Sie hat fast solche Tigerfüße, mit Zier-Rillen und abgespreizt, wie die bewußten Badewannen aus der Jahrhundertwenden- Zeit. Schwere, aber haargenau passende Zahnräder greifen naht- und lautlos ineinander. Sie riecht nach ihrem unverwechselbaren Parfum aus Öl und Metallspänen. Gestern früh war Schluß mit Erdenschwere. Da kamen die Männer vom Kranwagen und legten Hand an alle Teile. Denn die Ziehpresse, die länger als Menschenalter, länger als 100 Jahre bei der Silberwaren-Firma Koch & Bergfeld in der Neustadt in Lohn und Brot stand, kommt auf ihre alten Tage jetzt ins Focke-Museum. An den Ketten und Gurten des gewaltigen Krans machte sie sich dann auch ganz leicht.

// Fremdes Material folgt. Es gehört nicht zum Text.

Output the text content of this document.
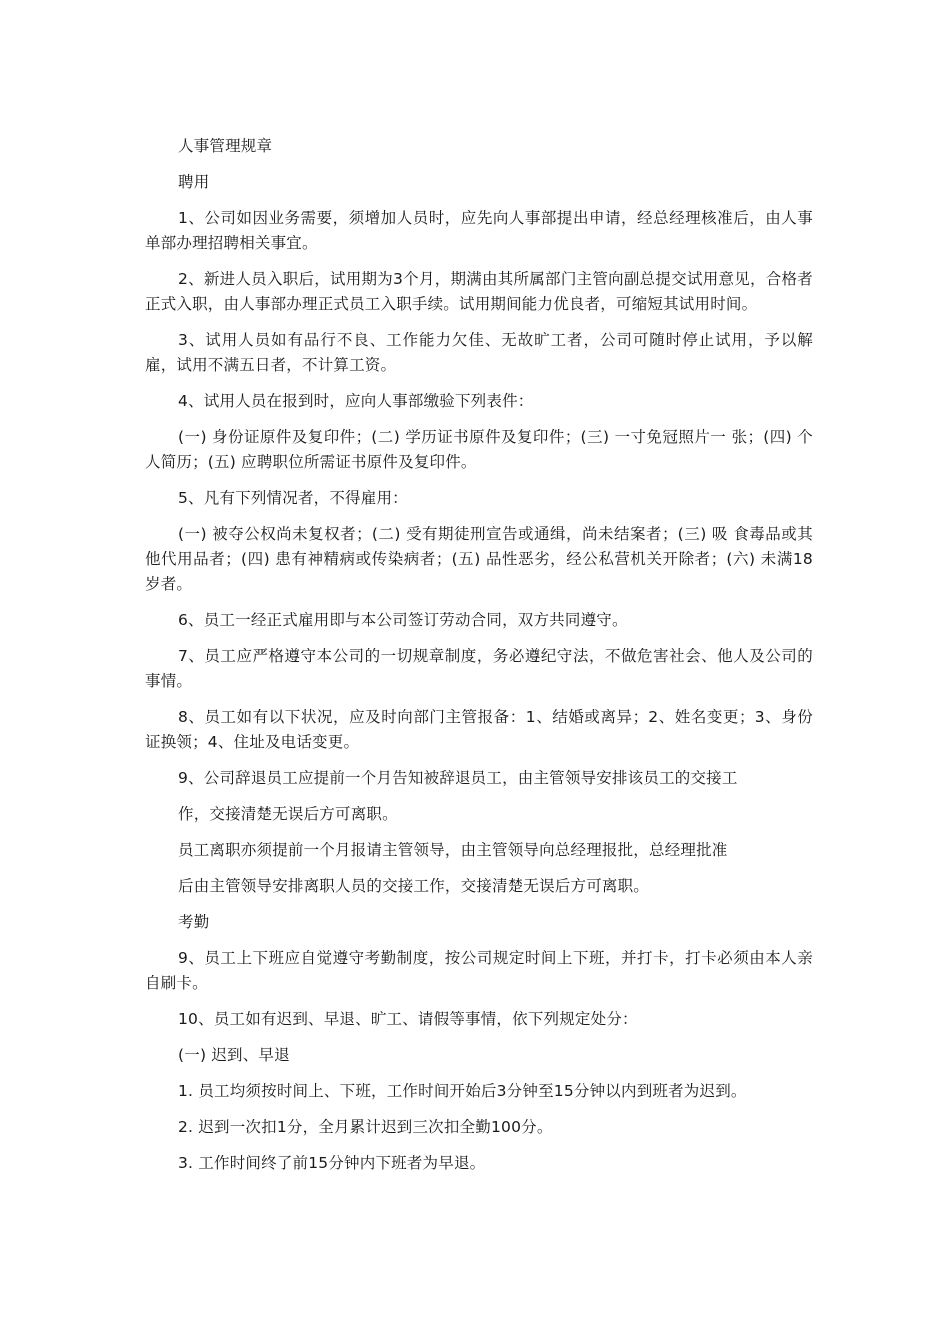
人事管理规章

聘用

1、公司如因业务需要，须增加人员时，应先向人事部提出申请，经总经理核准后，由人事单部办理招聘相关事宜。

2、新进人员入职后，试用期为3个月，期满由其所属部门主管向副总提交试用意见，合格者正式入职，由人事部办理正式员工入职手续。试用期间能力优良者，可缩短其试用时间。

3、试用人员如有品行不良、工作能力欠佳、无故旷工者，公司可随时停止试用，予以解雇，试用不满五日者，不计算工资。

4、试用人员在报到时，应向人事部缴验下列表件：

(一) 身份证原件及复印件；(二) 学历证书原件及复印件；(三) 一寸免冠照片一 张；(四) 个人简历；(五) 应聘职位所需证书原件及复印件。

5、凡有下列情况者，不得雇用：

(一) 被夺公权尚未复权者；(二) 受有期徒刑宣告或通缉，尚未结案者；(三) 吸 食毒品或其他代用品者；(四) 患有神精病或传染病者；(五) 品性恶劣，经公私营机关开除者；(六) 未满18岁者。

6、员工一经正式雇用即与本公司签订劳动合同，双方共同遵守。

7、员工应严格遵守本公司的一切规章制度，务必遵纪守法，不做危害社会、他人及公司的事情。

8、员工如有以下状况，应及时向部门主管报备：1、结婚或离异；2、姓名变更；3、身份证换领；4、住址及电话变更。

9、公司辞退员工应提前一个月告知被辞退员工，由主管领导安排该员工的交接工

作，交接清楚无误后方可离职。

员工离职亦须提前一个月报请主管领导，由主管领导向总经理报批，总经理批准

后由主管领导安排离职人员的交接工作，交接清楚无误后方可离职。

考勤

9、员工上下班应自觉遵守考勤制度，按公司规定时间上下班，并打卡，打卡必须由本人亲自刷卡。

10、员工如有迟到、早退、旷工、请假等事情，依下列规定处分：

(一) 迟到、早退

1. 员工均须按时间上、下班，工作时间开始后3分钟至15分钟以内到班者为迟到。

2. 迟到一次扣1分，全月累计迟到三次扣全勤100分。

3. 工作时间终了前15分钟内下班者为早退。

Dabei wiegt sie 1,88 Tonnen — das sind 1,8 Elefanten! sagt Kollge S. unweigerlich dazu. Ins Dach der Halle haben sie ein Loch zum Himmel und zum Kran geschlagen, anders wären die Männer nicht an sie herangekommen. Und dann schwebt sie hoch, so sanft und langsam, wie ein Ballon aufsteigt, und macht mit ihrem ganzen Gewicht ein filigranes Bild am Himmel. Ein großer Schwenk über dem Dach: Kranwagenfahrer sind manchmal Künstler. Kurz vor der Landung spreizt sie, man sieht es so deutlich von unten, die Beine ab — wie eine Katze, die nicht ins Wasser will. „Wollen wir sie 'n Moment hängen lassen? „ fragt der Kranfahrer die Fotografen. Dann greifen die Männer leicht, aber entschieden nach ihren Beinen und Füßen, dirigieren sie auf die Ladefläche. Im Gußeisen oben ist ihr Name eingeprägt: No 11/2. Als sie aufsetzt, wird sie wie eher eine Elefantin behandelt: mit vier starken Gurten zurren die Männer die Beine fest.

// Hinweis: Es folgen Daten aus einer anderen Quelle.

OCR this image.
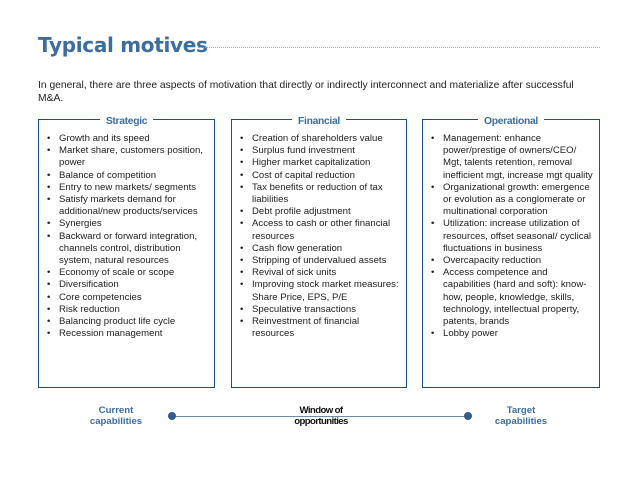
Typical motives
In general, there are three aspects of motivation that directly or indirectly interconnect and materialize after successful M&A.
Strategic
• Growth and its speed
• Market share, customers position, power
• Balance of competition
• Entry to new markets/ segments
• Satisfy markets demand for additional/new products/services
• Synergies
• Backward or forward integration, channels control, distribution system, natural resources
• Economy of scale or scope
• Diversification
• Core competencies
• Risk reduction
• Balancing product life cycle
• Recession management
Financial
• Creation of shareholders value
• Surplus fund investment
• Higher market capitalization
• Cost of capital reduction
• Tax benefits or reduction of tax liabilities
• Debt profile adjustment
• Access to cash or other financial resources
• Cash flow generation
• Stripping of undervalued assets
• Revival of sick units
• Improving stock market measures: Share Price, EPS, P/E
• Speculative transactions
• Reinvestment of financial resources
Operational
• Management: enhance power/prestige of owners/CEO/ Mgt, talents retention, removal inefficient mgt, increase mgt quality
• Organizational growth: emergence or evolution as a conglomerate or multinational corporation
• Utilization: increase utilization of resources, offset seasonal/ cyclical fluctuations in business
• Overcapacity reduction
• Access competence and capabilities (hard and soft): know-how, people, knowledge, skills, technology, intellectual property, patents, brands
• Lobby power
Current capabilities
Window of opportunities
Target capabilities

Die Maschine ist schön. Und das Focke-Museum will sie für seine große Ausstellung „Bremen wird hell. 100 Jahre Leben und Arbeiten mit Elektrizität“ ins Museum holen. Denn an ihr kann man richtig den Übergang sehen zwischen den Zeiten der Dampfmaschinen und der Elektromotoren. Früher führte der Tansmissions-Riemen hier über das große Rad zur Dampfmaschine, an der über eine große Welle unter der Decke alle Maschinen der Silberarbeiter mit Power versorgte. Dieses hübsche Exemplar war eine Ziehpresse. Mit der Kraft der Dampfmaschine, übetragen mit dem Leder-Riemen, hob sich eine Art schwerer Stempel, ein Blech aus Neusilber („Alpaka“) wurde druntergeschoben, und dann preßte und zog beim Hineindrücken das Werkzeug die Form ins Blech: große Löffelmulden in diesem Fall. Später wurden dann Griffe angelötet und das Ganze mit Silber bezogen.

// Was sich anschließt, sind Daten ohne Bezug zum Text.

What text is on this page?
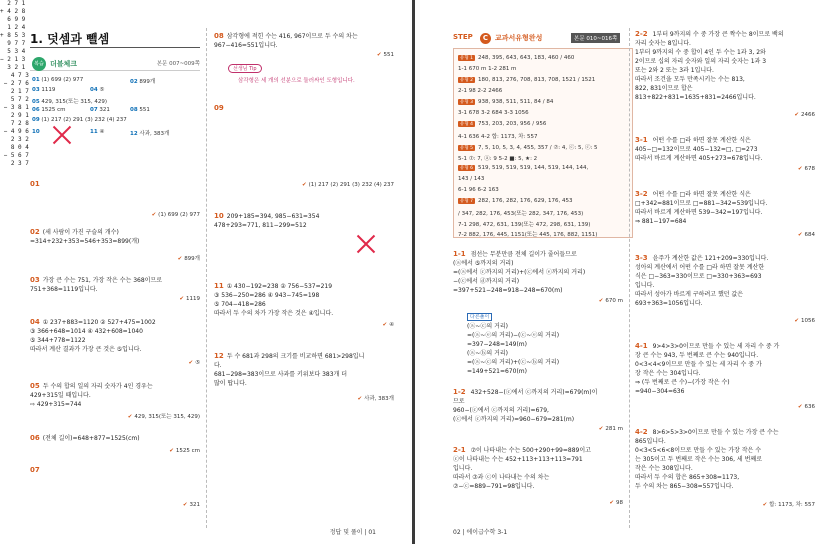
1. 덧셈과 뺄셈
복습 더블체크	본문 007~009쪽
01 (1) 699 (2) 977	02 899개
03 1119	04 ⑤
05 429, 315(또는 315, 429)
06 1525 cm	07 321	08 551
09 (1) 217 (2) 291 (3) 232 (4) 237
10	11 ④	12 사과, 383개
01
2 7 1
+ 4 2 8
6 9 9
1 2 4
+ 8 5 3
9 7 7
✔ (1) 699 (2) 977
02 (세 사람이 가진 구슬의 개수)
=314+232+353=546+353=899(개)
✔ 899개
03 가장 큰 수는 751, 가장 작은 수는 368이므로
751+368=1119입니다.
✔ 1119
04 ① 237+883=1120 ② 527+475=1002
③ 366+648=1014 ④ 432+608=1040
⑤ 344+778=1122
따라서 계산 결과가 가장 큰 것은 ⑤입니다.
✔ ⑤
05 두 수의 합의 일의 자리 숫자가 4인 경우는
429+315일 때입니다.
⇨ 429+315=744
✔ 429, 315(또는 315, 429)
06 (전체 길이)=648+877=1525(cm)
✔ 1525 cm
07
5 3 4
− 2 1 3
3 2 1
✔ 321
08 삼각형에 적힌 수는 416, 967이므로 두 수의 차는
967−416=551입니다.
✔ 551
선생님 Tip
삼각형은 세 개의 선분으로 둘러싸인 도형입니다.
09
4 7 3
− 2 7 6
2 1 7
5 7 2
− 3 8 1
2 9 1
7 2 8
− 4 9 6
2 3 2
8 0 4
− 5 6 7
2 3 7
✔ (1) 217 (2) 291 (3) 232 (4) 237
10 209+185=394, 985−631=354
478+293=771, 811−299=512
11 ① 430−192=238 ② 756−537=219
③ 536−250=286 ④ 943−745=198
⑤ 704−418=286
따라서 두 수의 차가 가장 작은 것은 ④입니다.
✔ ④
12 두 수 681과 298의 크기를 비교하면 681>298입니
다.
681−298=383이므로 사과를 키위보다 383개 더
많이 땁니다.
✔ 사과, 383개
정답 및 풀이 | 01
STEP	C 교과서유형완성	본문 010~016쪽
유형 1 248, 395, 643, 643, 183, 460 / 460
1-1 670 m 1-2 281 m
유형 2 180, 813, 276, 708, 813, 708, 1521 / 1521
2-1 98 2-2 2466
유형 3 938, 938, 511, 511, 84 / 84
3-1 678 3-2 684 3-3 1056
유형 4 753, 203, 203, 956 / 956
4-1 636 4-2 합: 1173, 차: 557
유형 5 7, 5, 10, 5, 3, 4, 455, 357 / ⑦: 4, ⓒ: 5, ⓒ: 5
5-1 ⑦: 7, ⓐ: 9 5-2 ■: 5, ★: 2
유형 6 519, 519, 519, 519, 144, 519, 144, 144,
143 / 143
6-1 96 6-2 163
유형 7 282, 176, 282, 176, 629, 176, 453
/ 347, 282, 176, 453(또는 282, 347, 176, 453)
7-1 298, 472, 631, 139(또는 472, 298, 631, 139)
7-2 882, 176, 445, 1151(또는 445, 176, 882, 1151)
1-1 점선는 무분만큼 전체 길이가 줄어들므로
(ⓐ에서 ⑤까지의 거리)
=(ⓐ에서 ⓒ까지의 거리)+(ⓒ에서 ⓔ까지의 거리)
−(ⓒ에서 ⓓ까지의 거리)
=397+521−248=918−248=670(m)
✔ 670 m
다른풀이
(ⓐ~ⓒ의 거리)
=(ⓐ~ⓔ의 거리)−(ⓒ~ⓔ의 거리)
=397−248=149(m)
(ⓐ~ⓑ의 거리)
=(ⓐ~ⓒ의 거리)+(ⓒ~ⓑ의 거리)
=149+521=670(m)
1-2 432+528−(ⓒ에서 ⓒ까지의 거리)=679(m)이
므로
960−(ⓒ에서 ⓒ까지의 거리)=679,
(ⓒ에서 ⓒ까지의 거리)=960−679=281(m)
✔ 281 m
2-1 ⑦이 나타내는 수는 500+290+99=889이고
ⓒ이 나타내는 수는 452+113+113+113=791
입니다.
따라서 ⑦과 ⓒ이 나타내는 수의 차는
⑦−ⓒ=889−791=98입니다.
✔ 98
2-2 1부터 9까지의 수 중 가장 큰 짝수는 8이므로 백의
자리 숫자는 8입니다.
1부터 9까지의 수 중 합이 4인 두 수는 1과 3, 2와
2이므로 십의 자리 숫자와 일의 자리 숫자는 1과 3
또는 2와 2 또는 3과 1입니다.
따라서 조건을 모두 만족시키는 수는 813,
822, 831이므로 합은
813+822+831=1635+831=2466입니다.
✔ 2466
3-1 어떤 수를 □라 하면 잘못 계산한 식은
405−□=132이므로 405−132=□, □=273
따라서 바르게 계산하면 405+273=678입니다.
✔ 678
3-2 어떤 수를 □라 하면 잘못 계산한 식은
□+342=881이므로 □=881−342=539입니다.
따라서 바르게 계산하면 539−342=197입니다.
⇒ 881−197=684
✔ 684
3-3 윤주가 계산한 값은 121+209=330입니다.
성아의 계산에서 어떤 수를 □라 하면 잘못 계산한
식은 □−363=330이므로 □=330+363=693
입니다.
따라서 성아가 바르게 구하려고 했던 값은
693+363=1056입니다.
✔ 1056
4-1 9>4>3>0이므로 만들 수 있는 세 자리 수 중 가
장 큰 수는 943, 두 번째로 큰 수는 940입니다.
0<3<4<9이므로 만들 수 있는 세 자리 수 중 가
장 작은 수는 304입니다.
⇒ (두 번째로 큰 수)−(가장 작은 수)
=940−304=636
✔ 636
4-2 8>6>5>3>0이므로 만들 수 있는 가장 큰 수는
865입니다.
0<3<5<6<8이므로 만들 수 있는 가장 작은 수
는 305이고 두 번째로 작은 수는 306, 세 번째로
작은 수는 308입니다.
따라서 두 수의 합은 865+308=1173,
두 수의 차는 865−308=557입니다.
✔ 합: 1173, 차: 557
02 | 에이급수학 3-1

Neben dem Kranwagen feixen die Arbeiter: „Mönsch, alte Maschinen haben wir noch genug! „ Heiko Dettmannn, Werkzeugmacher und seit 38 Jahren bei Koch & Bergfeld, kennt die Dampfmaschine noch aus eigener Arbeit. Als Villeroy & Boch dann die Firma kaufte, 1989, wurde saniert. Jede Maschine wurde ans 20. Jahrhundert angeschlossen und kriegte endlich einen eigenen Elektromotor. „Früher war das so: Wenn sie mal einen dicken Span abnehmen mußten, dann riß garantiert der Riemen“, sagt Dettmann, „die Dampfmachine hatte einfach die Kraft nicht.“ Ohne Alpaka- Kern, also in ganz echt Silber innen und außen, wird heute auch produziert, „aber das hat gewaltig nachgelassen“.

„Das ist eine der ältesten Maschinen, die in Bremen in Betrieb waren“, meint Heinz-Gerd Hofschen, Projektleiter von 'Bremen wird hell', „leider sind die alten Inventarbücher verschollen, wir vermuten, sie stammmt aus den Jahren um 1880.“ Dr. Löhr, stellvertretender Museums-Leiter, ist auch vor Ort. „Das wird ein wichtiger Blickfang für unser Museum, auch wenn die Sonderausstellung vorbei ist“, sagt er, „diese Maschinen waren ja die Produktions-Voraussetzung für das ganze Silber, das wir ausstellen.“ Sein Museum hat die Maschine geschenkt bekommen und muß nur den Transport bezahlen. Die Maschine wartet, wie sie ist: schwer, leicht, mit ihrem Parfum.